Types of Bankruptcy

Chapter 7:

Straight bankruptcy designed to give an individual a quick fresh start. The vast majority of individuals that file Chapter 7 keep all of their property, including homes and vehicles. Generally, no payments are made to the bankruptcy court or to creditors.

Chapter 13:

The court may order creditors to accept, over time, a monthly payment of whatever a person can afford to pay towards his bills. One monthly payment is made to a bankruptcy trustee who distributes money to your creditors. Each case is different, but, there is generally no requirement that this payment is enough to pay all or even a significant percentage of your old bills. Instead, many people have a total monthly payment of as little as $100 per month. The monthly payment is most often made for 3 years and cannot be any longer than 5 years. Once the payments are completed, the unpaid balance of most debts is discharged – even if the bill hasn’t been paid.
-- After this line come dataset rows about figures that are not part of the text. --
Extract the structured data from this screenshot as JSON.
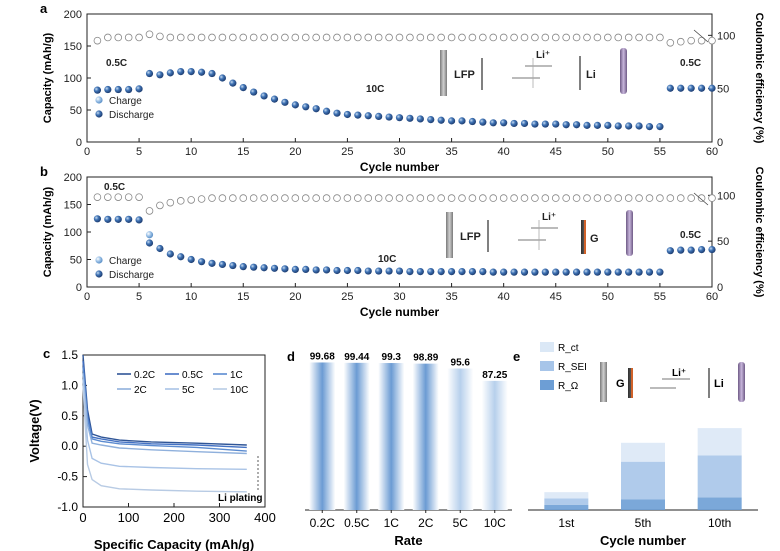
{
  "figure": {
    "panel_a": {
      "letter": "a",
      "title": "",
      "xlabel": "Cycle number",
      "ylabel_left": "Capacity (mAh/g)",
      "ylabel_right": "Coulombic efficiency (%)",
      "xlim": [
        0,
        60
      ],
      "ylim": [
        0,
        200
      ],
      "ylim_right": [
        0,
        120
      ],
      "xticks": [
        "0",
        "5",
        "10",
        "15",
        "20",
        "25",
        "30",
        "35",
        "40",
        "45",
        "50",
        "55",
        "60"
      ],
      "yticks": [
        "0",
        "50",
        "100",
        "150",
        "200"
      ],
      "yticks_right": [
        "0",
        "50",
        "100"
      ],
      "legend": [
        "Charge",
        "Discharge"
      ],
      "rate_labels": [
        "0.5C",
        "10C",
        "0.5C"
      ],
      "schematic": [
        "LFP",
        "Li⁺",
        "Li"
      ]
    },
    "panel_b": {
      "letter": "b",
      "xlabel": "Cycle number",
      "ylabel_left": "Capacity (mAh/g)",
      "ylabel_right": "Coulombic efficiency (%)",
      "xticks": [
        "0",
        "5",
        "10",
        "15",
        "20",
        "25",
        "30",
        "35",
        "40",
        "45",
        "50",
        "55",
        "60"
      ],
      "yticks": [
        "0",
        "50",
        "100",
        "150",
        "200"
      ],
      "yticks_right": [
        "0",
        "50",
        "100"
      ],
      "legend": [
        "Charge",
        "Discharge"
      ],
      "rate_labels": [
        "0.5C",
        "10C",
        "0.5C"
      ],
      "schematic": [
        "LFP",
        "Li⁺",
        "G"
      ]
    },
    "panel_c": {
      "letter": "c",
      "xlabel": "Specific Capacity (mAh/g)",
      "ylabel": "Voltage(V)",
      "xticks": [
        "0",
        "100",
        "200",
        "300",
        "400"
      ],
      "yticks": [
        "-1.0",
        "-0.5",
        "0.0",
        "0.5",
        "1.0",
        "1.5"
      ],
      "legend": [
        "0.2C",
        "0.5C",
        "1C",
        "2C",
        "5C",
        "10C"
      ],
      "annotation": "Li plating"
    },
    "panel_d": {
      "letter": "d",
      "xlabel": "Rate"
    },
    "panel_e": {
      "letter": "e",
      "xlabel": "Cycle number",
      "legend": [
        "R_ct",
        "R_SEI",
        "R_Ω"
      ],
      "schematic": [
        "G",
        "Li⁺",
        "Li"
      ]
    }
  },
  "chart_data": [
    {
      "type": "scatter",
      "panel": "a",
      "xlim": [
        0,
        60
      ],
      "ylim": [
        0,
        200
      ],
      "ylim_right": [
        0,
        120
      ],
      "series": [
        {
          "name": "Discharge",
          "axis": "left",
          "x": [
            1,
            2,
            3,
            4,
            5,
            6,
            7,
            8,
            9,
            10,
            11,
            12,
            13,
            14,
            15,
            16,
            17,
            18,
            19,
            20,
            21,
            22,
            23,
            24,
            25,
            26,
            27,
            28,
            29,
            30,
            31,
            32,
            33,
            34,
            35,
            36,
            37,
            38,
            39,
            40,
            41,
            42,
            43,
            44,
            45,
            46,
            47,
            48,
            49,
            50,
            51,
            52,
            53,
            54,
            55,
            56,
            57,
            58,
            59,
            60
          ],
          "values": [
            81,
            82,
            82,
            82,
            83,
            107,
            105,
            108,
            110,
            110,
            109,
            107,
            100,
            92,
            85,
            78,
            72,
            67,
            62,
            58,
            55,
            52,
            48,
            45,
            43,
            42,
            41,
            40,
            39,
            38,
            37,
            36,
            35,
            34,
            33,
            33,
            32,
            31,
            30,
            30,
            29,
            29,
            28,
            28,
            28,
            27,
            27,
            26,
            26,
            26,
            25,
            25,
            25,
            24,
            24,
            84,
            84,
            84,
            84,
            84
          ]
        },
        {
          "name": "Coulombic efficiency",
          "axis": "right",
          "x": [
            1,
            2,
            3,
            4,
            5,
            6,
            7,
            8,
            9,
            10,
            11,
            12,
            13,
            14,
            15,
            16,
            17,
            18,
            19,
            20,
            21,
            22,
            23,
            24,
            25,
            26,
            27,
            28,
            29,
            30,
            31,
            32,
            33,
            34,
            35,
            36,
            37,
            38,
            39,
            40,
            41,
            42,
            43,
            44,
            45,
            46,
            47,
            48,
            49,
            50,
            51,
            52,
            53,
            54,
            55,
            56,
            57,
            58,
            59,
            60
          ],
          "values": [
            95,
            98,
            98,
            98,
            98,
            101,
            99,
            98,
            98,
            98,
            98,
            98,
            98,
            98,
            98,
            98,
            98,
            98,
            98,
            98,
            98,
            98,
            98,
            98,
            98,
            98,
            98,
            98,
            98,
            98,
            98,
            98,
            98,
            98,
            98,
            98,
            98,
            98,
            98,
            98,
            98,
            98,
            98,
            98,
            98,
            98,
            98,
            98,
            98,
            98,
            98,
            98,
            98,
            98,
            98,
            93,
            94,
            95,
            95,
            95
          ]
        }
      ]
    },
    {
      "type": "scatter",
      "panel": "b",
      "xlim": [
        0,
        60
      ],
      "ylim": [
        0,
        200
      ],
      "ylim_right": [
        0,
        120
      ],
      "series": [
        {
          "name": "Discharge",
          "axis": "left",
          "x": [
            1,
            2,
            3,
            4,
            5,
            6,
            7,
            8,
            9,
            10,
            11,
            12,
            13,
            14,
            15,
            16,
            17,
            18,
            19,
            20,
            21,
            22,
            23,
            24,
            25,
            26,
            27,
            28,
            29,
            30,
            31,
            32,
            33,
            34,
            35,
            36,
            37,
            38,
            39,
            40,
            41,
            42,
            43,
            44,
            45,
            46,
            47,
            48,
            49,
            50,
            51,
            52,
            53,
            54,
            55,
            56,
            57,
            58,
            59,
            60
          ],
          "values": [
            124,
            123,
            123,
            123,
            122,
            80,
            70,
            60,
            55,
            50,
            46,
            43,
            41,
            39,
            37,
            36,
            35,
            34,
            33,
            32,
            32,
            31,
            31,
            30,
            30,
            30,
            29,
            29,
            29,
            29,
            28,
            28,
            28,
            28,
            28,
            28,
            28,
            28,
            27,
            27,
            27,
            27,
            27,
            27,
            27,
            27,
            27,
            27,
            27,
            27,
            27,
            27,
            27,
            27,
            27,
            66,
            67,
            67,
            68,
            68
          ]
        },
        {
          "name": "Charge",
          "axis": "left",
          "x": [
            6
          ],
          "values": [
            95
          ]
        },
        {
          "name": "Coulombic efficiency",
          "axis": "right",
          "x": [
            1,
            2,
            3,
            4,
            5,
            6,
            7,
            8,
            9,
            10,
            11,
            12,
            13,
            14,
            15,
            16,
            17,
            18,
            19,
            20,
            21,
            22,
            23,
            24,
            25,
            26,
            27,
            28,
            29,
            30,
            31,
            32,
            33,
            34,
            35,
            36,
            37,
            38,
            39,
            40,
            41,
            42,
            43,
            44,
            45,
            46,
            47,
            48,
            49,
            50,
            51,
            52,
            53,
            54,
            55,
            56,
            57,
            58,
            59,
            60
          ],
          "values": [
            98,
            98,
            98,
            98,
            98,
            83,
            89,
            92,
            94,
            95,
            96,
            97,
            97,
            97,
            97,
            97,
            97,
            97,
            97,
            97,
            97,
            97,
            97,
            97,
            97,
            97,
            97,
            97,
            97,
            97,
            97,
            97,
            97,
            97,
            97,
            97,
            97,
            97,
            97,
            97,
            97,
            97,
            97,
            97,
            97,
            97,
            97,
            97,
            97,
            97,
            97,
            97,
            97,
            97,
            97,
            97,
            97,
            97,
            97,
            97
          ]
        }
      ]
    },
    {
      "type": "line",
      "panel": "c",
      "xlim": [
        0,
        400
      ],
      "ylim": [
        -1.0,
        1.5
      ],
      "series": [
        {
          "name": "0.2C",
          "x": [
            0,
            10,
            20,
            40,
            80,
            150,
            250,
            360
          ],
          "values": [
            1.5,
            0.6,
            0.2,
            0.15,
            0.1,
            0.07,
            0.05,
            0.02
          ]
        },
        {
          "name": "0.5C",
          "x": [
            0,
            10,
            20,
            40,
            80,
            150,
            250,
            360
          ],
          "values": [
            1.4,
            0.5,
            0.15,
            0.12,
            0.07,
            0.04,
            0.02,
            -0.02
          ]
        },
        {
          "name": "1C",
          "x": [
            0,
            10,
            20,
            40,
            80,
            150,
            250,
            360
          ],
          "values": [
            1.3,
            0.45,
            0.12,
            0.08,
            0.04,
            0.01,
            -0.02,
            -0.08
          ]
        },
        {
          "name": "2C",
          "x": [
            0,
            10,
            20,
            40,
            80,
            150,
            250,
            360
          ],
          "values": [
            1.2,
            0.35,
            0.05,
            0.02,
            -0.03,
            -0.06,
            -0.09,
            -0.12
          ]
        },
        {
          "name": "5C",
          "x": [
            0,
            10,
            20,
            40,
            80,
            150,
            250,
            360
          ],
          "values": [
            1.1,
            0.1,
            -0.2,
            -0.28,
            -0.33,
            -0.35,
            -0.37,
            -0.38
          ]
        },
        {
          "name": "10C",
          "x": [
            0,
            10,
            20,
            40,
            80,
            150,
            250,
            360
          ],
          "values": [
            1.0,
            -0.3,
            -0.55,
            -0.65,
            -0.7,
            -0.72,
            -0.74,
            -0.75
          ]
        }
      ]
    },
    {
      "type": "bar",
      "panel": "d",
      "categories": [
        "0.2C",
        "0.5C",
        "1C",
        "2C",
        "5C",
        "10C"
      ],
      "values": [
        99.68,
        99.44,
        99.3,
        98.89,
        95.6,
        87.25
      ],
      "data_labels": [
        "99.68",
        "99.44",
        "99.3",
        "98.89",
        "95.6",
        "87.25"
      ]
    },
    {
      "type": "bar",
      "panel": "e",
      "stacked": true,
      "categories": [
        "1st",
        "5th",
        "10th"
      ],
      "series": [
        {
          "name": "R_Ω",
          "values": [
            5,
            10,
            12
          ]
        },
        {
          "name": "R_SEI",
          "values": [
            6,
            36,
            40
          ]
        },
        {
          "name": "R_ct",
          "values": [
            6,
            18,
            26
          ]
        }
      ]
    }
  ]
}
In some situations, Chapter 13 can provide benefits that are not available in a Chapter 7. For example, it may be possible to use this chapter: to catch-up a mortgage that is in foreclosure, to eliminate a second or third mortgage, or to restructure a vehicle loan.

Chapter 11:

A complex form of bankruptcy that is most frequently used by businesses.

Chapter 12:

A rare form of bankruptcy that is only available to farmers and fisherman.